The diffraction images were processed with MOSFLM34 and scaled using SCALA35 from the CCP4 suite36. The selenium sites were located and initial phasing was done in SHELX C/D/E37, followed by density modification in DM38. The initial model was generated by auto-tracing the protein chain in BUCCANEER39, followed by manual re-building in COOT40. Structure of the ORF6ΔC protein was solved by molecular replacement in MOLREP41 using SeMet-ORF6 coordinates without the 21 C-terminal residues as the search model. The ORF6ΔC-(dT)35 complex structure was solved using PHASER42 with the ORF6ΔC protein as the search model. Inspection of the resulting map clearly revealed extra electron density close to the presumed DNA-binding surface of the protein, and the oligonucleotide was modeled using the DNA building functionality in COOT. All models were refined using REFMAC43 and validated in COOT and MolProbity44. Data collection, scaling and refinement statistics are given in Table 1.

Table 1 Crystallographic data collection, scaling, refinement and model validation statistics.

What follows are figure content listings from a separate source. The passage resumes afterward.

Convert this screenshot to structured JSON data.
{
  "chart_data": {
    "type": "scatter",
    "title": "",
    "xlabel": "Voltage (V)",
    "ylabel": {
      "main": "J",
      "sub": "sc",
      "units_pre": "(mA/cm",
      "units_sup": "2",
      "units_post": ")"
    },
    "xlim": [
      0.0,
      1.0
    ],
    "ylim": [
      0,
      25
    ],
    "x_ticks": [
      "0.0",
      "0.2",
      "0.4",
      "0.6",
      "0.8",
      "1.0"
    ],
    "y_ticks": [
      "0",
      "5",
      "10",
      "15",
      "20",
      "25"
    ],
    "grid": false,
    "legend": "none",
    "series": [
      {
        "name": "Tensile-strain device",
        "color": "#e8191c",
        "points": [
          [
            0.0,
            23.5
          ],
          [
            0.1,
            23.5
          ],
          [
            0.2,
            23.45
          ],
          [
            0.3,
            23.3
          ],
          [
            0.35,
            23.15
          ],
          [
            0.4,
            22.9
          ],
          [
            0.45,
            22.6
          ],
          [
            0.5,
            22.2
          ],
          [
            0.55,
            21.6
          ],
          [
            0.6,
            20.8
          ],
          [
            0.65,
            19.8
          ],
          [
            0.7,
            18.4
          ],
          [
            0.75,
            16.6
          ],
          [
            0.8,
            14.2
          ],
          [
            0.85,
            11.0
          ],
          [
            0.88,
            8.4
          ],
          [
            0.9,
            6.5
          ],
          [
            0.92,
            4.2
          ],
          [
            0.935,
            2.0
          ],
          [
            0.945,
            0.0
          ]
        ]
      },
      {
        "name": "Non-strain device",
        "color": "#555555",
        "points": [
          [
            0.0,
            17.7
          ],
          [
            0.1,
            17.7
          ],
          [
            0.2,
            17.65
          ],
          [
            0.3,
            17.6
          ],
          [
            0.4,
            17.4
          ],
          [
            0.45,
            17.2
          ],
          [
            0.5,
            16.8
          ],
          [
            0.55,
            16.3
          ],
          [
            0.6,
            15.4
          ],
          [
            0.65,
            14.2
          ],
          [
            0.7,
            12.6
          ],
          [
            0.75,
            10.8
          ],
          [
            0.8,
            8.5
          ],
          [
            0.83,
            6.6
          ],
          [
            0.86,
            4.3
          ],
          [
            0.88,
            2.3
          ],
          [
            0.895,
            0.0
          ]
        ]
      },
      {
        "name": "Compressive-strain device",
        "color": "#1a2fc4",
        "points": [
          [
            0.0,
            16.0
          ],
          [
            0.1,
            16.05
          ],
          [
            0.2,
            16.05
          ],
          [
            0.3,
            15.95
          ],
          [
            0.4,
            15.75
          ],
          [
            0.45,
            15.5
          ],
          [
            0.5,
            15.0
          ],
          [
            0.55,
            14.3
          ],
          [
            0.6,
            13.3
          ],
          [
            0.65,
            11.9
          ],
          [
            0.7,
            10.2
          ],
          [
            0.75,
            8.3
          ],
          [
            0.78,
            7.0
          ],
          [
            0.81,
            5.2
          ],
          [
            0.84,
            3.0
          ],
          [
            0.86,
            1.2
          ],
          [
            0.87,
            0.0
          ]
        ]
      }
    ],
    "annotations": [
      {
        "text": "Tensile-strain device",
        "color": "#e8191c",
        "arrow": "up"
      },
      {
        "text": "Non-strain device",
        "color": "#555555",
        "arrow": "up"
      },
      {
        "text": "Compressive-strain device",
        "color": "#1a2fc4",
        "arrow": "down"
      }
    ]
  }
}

The structures were visualized and analyzed with PyMOL45. Structural homologs of the ORF6 protein were identified using the Dali server46. Subsequent superimpositions and RMSD calculations were done in LSQMAN47, in some cases preceded by SSM-superposition in COOT. The RMSD values were calculated using superimposed Cα atoms with a distance cutoff of 3.5 Å; the number of superimposed atoms were 129 (PDB ID: 4KLK), 114 (PDB ID: 4JG2), 98 (PDB ID: 1JE5), 68 (PDB ID: 2VB3), 62 (PDB ID: 1S3O), 62 (PDB ID: 1Z9F), 61 (PDB ID: 4GS3), 60 (PDB ID: 3TGY), 59 (PDB ID: 3LGJ) and 58 (PDB ID: 3VDY). An initial multiple sequence alignment of the Enc34 ORF6, B. cereus phage-related protein, E. faecalis uncharacterized protein and T7 gp2.5 (UniProt IDs: H6WYG2, Q73EI2, Q838W1, P03696) was generated using Clustal Omega48 and manually adjusted by examining the superimposed 3D structures in COOT. The protein-DNA and protein-protein interface areas were calculated in PISA49. The electrostatic surface of the ORF6 protein was calculated using PDB2PQR50 and APBS51 via the APBSTools2 plug-in in PyMOL and is represented at levels −3.5 to +3.5 in dimensionless units of kb T ec −1, where kb is Boltzmann’s constant, T is the temperature used in the calculation (310 K) and ec is the charge of an electron.

Electrophoretic Mobility Shift Assay (EMSA)

For the binding assays, an ssDNA fragment (~750 nt) was prepared from Enc34 genomic DNA using 60 cycles of asymmetric PCR with a 100-fold excess of the forward primer 5′-CTCACAAGGTATCTTAGAAACTATC-3′ over the reverse primer 5′-GTGCTTAAGTTACGAGTACCTTTTGACGGC-3′, and an equivalent dsDNA fragment was obtained by conventional PCR using the same primers. The PCR products were gel purified using the GeneJET Gel Extraction Kit (Thermo Fisher Scientific) and the DNA concentration determined spectrophotometrically. For the binding reactions, 5 μL of DNA at a concentration of 140 nM were mixed with 5 μL samples of ORF6 or ORF6ΔC proteins, prepared as two-fold serial dilutions from 350 μM stocks to yield molar excess ratios ranging from 1:156 to 1:2500. The reactions were incubated at room temperature for 20 minutes, loaded onto a 1% agarose gel containing ethidium bromide and run at 10 V/cm for 20 min in 1x TAE buffer, with subsequent DNA visualization under UV light.

Data availability

Coordinates and structure factors for the reported structures are available from the Protein Data Bank with accession codes 5ODJ (SeMet-ORF6), 5ODK (ORF6ΔC) and 5ODL (ORF6ΔC-(dT)35 complex). Any other datasets supporting the conclusions of this article are available from the corresponding authors on reasonable request.